Shrimp are an abundant and widespread crustacean that can be found all over the world. As such there are a huge variety of species of shrimp that thrive in all sorts of different habitats. They are of course common in North America too, particularly across the South East of the Gulf Coast and in the Mississippi River (and its bayous). Unlike other crustaceans like lobsters or crabs, shrimps do not have strong walking legs but instead thin and fragile ones that are used primarily for perching. The are more accustomed to swimming using the small swimmerets on the underbelly. Evidence shows that shrimp have been a food source in the Deep South over 2600 years with evidence of shrimping in Native American culture dating at around 600 BCE.


Herons are a long-legged bird that usually dwell in coastal regions or along rivers and these too have adapted to many different climates the world over. Here in the Mississippi you’ll find the Great Blue Heron which is the largest species of the bird in North America at around four feet in height. These birds are renowned for being patient hunters, wading through the shallow wetlands and waiting for their prey to approach them. Here they will find fish, crayfish, leeches, insects, frogs and small turtles to feast upon using their long serrated, pointed beak in order grab or stab its meal. Interestingly many fish here have developed sharp spines on their fins as a defence mechanism, the heron will always swallow fish head first, compressing the spines against the body making them less likely to cause an issue.

Roseate Spoonbills

Much like a flamingo the roseate spoonbill, due to its diet has a remarkable pink plumage. It gets its name from its large spatula or spoon shaped bill which I have no doubt comes as no surprise. The roseate spoonbill, unlike the heron, is something of a rare species, in fact it’s the only species of spoonbill in North America and dwells only across the south coast, particularly in on the Gulf Coast. Their low numbers can mainly be attributed to the over hunting of the species, hunters desired them for their unique feathers as early as the 1830s either as prizes or for clothing and even fans. Few breeders for the species existed but these were most prominent in both Florida and Louisiana.
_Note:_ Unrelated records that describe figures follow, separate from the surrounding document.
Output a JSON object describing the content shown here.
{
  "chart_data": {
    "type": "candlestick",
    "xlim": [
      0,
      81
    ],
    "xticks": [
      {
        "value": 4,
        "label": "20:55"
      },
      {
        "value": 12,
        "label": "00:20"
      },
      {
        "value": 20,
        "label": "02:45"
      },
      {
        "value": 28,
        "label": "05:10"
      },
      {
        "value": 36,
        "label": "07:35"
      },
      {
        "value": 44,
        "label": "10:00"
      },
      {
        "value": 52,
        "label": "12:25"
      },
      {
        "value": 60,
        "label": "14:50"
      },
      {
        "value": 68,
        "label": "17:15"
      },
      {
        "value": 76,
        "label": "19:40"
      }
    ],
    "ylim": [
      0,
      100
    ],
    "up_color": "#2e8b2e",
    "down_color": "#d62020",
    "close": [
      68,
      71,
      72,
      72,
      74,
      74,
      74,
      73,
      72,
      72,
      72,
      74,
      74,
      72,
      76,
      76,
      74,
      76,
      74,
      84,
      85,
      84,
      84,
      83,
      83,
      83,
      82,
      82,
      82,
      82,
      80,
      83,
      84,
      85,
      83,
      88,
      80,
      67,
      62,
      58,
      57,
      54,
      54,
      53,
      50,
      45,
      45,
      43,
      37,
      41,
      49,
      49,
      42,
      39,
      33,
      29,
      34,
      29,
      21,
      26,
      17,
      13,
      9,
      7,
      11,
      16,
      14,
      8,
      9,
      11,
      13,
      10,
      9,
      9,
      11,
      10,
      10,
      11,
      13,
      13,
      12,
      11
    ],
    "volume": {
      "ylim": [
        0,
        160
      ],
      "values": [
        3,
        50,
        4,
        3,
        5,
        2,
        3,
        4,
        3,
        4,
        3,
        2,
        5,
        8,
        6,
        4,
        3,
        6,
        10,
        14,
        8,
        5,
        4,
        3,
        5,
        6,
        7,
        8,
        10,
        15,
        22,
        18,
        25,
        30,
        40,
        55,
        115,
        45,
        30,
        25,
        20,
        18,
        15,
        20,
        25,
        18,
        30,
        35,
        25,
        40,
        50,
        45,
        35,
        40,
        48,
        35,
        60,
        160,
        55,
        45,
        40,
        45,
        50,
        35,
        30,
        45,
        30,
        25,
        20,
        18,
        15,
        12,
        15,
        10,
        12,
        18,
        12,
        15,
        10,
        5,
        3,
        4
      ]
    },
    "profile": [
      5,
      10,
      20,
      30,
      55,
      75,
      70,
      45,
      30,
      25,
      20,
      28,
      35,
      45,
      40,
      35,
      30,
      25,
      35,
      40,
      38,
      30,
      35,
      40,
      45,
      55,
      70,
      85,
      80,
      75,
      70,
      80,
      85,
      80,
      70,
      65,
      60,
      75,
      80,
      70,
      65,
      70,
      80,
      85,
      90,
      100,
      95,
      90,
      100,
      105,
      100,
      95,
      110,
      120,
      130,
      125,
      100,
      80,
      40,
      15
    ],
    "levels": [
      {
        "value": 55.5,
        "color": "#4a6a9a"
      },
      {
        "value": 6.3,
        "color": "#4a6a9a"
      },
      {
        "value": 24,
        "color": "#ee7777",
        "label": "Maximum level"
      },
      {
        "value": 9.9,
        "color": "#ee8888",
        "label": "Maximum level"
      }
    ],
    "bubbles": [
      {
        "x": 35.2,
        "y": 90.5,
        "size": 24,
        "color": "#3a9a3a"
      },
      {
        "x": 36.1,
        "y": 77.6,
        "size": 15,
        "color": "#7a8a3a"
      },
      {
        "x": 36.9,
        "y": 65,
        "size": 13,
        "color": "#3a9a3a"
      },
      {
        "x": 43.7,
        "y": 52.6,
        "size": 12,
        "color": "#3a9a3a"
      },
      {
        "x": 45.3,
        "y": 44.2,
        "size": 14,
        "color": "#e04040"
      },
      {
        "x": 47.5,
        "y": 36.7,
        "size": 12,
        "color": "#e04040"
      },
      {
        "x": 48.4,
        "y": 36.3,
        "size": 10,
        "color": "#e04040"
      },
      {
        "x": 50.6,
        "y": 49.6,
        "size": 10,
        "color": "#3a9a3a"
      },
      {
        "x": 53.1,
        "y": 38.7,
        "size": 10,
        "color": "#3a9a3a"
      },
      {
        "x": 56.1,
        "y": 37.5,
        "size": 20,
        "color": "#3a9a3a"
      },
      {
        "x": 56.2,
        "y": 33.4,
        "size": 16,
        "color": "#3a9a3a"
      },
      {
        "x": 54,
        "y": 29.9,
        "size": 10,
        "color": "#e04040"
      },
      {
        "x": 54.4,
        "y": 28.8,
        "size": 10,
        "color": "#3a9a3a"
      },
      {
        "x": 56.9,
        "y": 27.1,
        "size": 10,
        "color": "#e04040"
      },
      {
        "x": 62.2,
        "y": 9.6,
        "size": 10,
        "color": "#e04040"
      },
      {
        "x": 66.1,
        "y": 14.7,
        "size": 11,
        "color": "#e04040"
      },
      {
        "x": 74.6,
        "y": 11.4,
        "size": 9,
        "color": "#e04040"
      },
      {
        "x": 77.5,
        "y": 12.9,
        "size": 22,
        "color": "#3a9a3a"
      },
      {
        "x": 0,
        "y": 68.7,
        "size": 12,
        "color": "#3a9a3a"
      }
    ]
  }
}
The Mississippi is home to a large variety of these slithering reptiles, snakes in all shapes and sizes can be found. Despite their reputation as viscous and sneaky killers’ snakes are actually fairly peaceful creatures and will usually only attack if they feel provoked. Most species in the Mississippi are harmless to humans though there are a few species that are venomous so if you happen to see one it can’t hurt to be cautious. Snakes tend to feed on smaller creatures like rodents, small birds, frogs, lizards and insects all of which (as I’m sure you are aware by this point) can be found here in the bayous of the Deep South.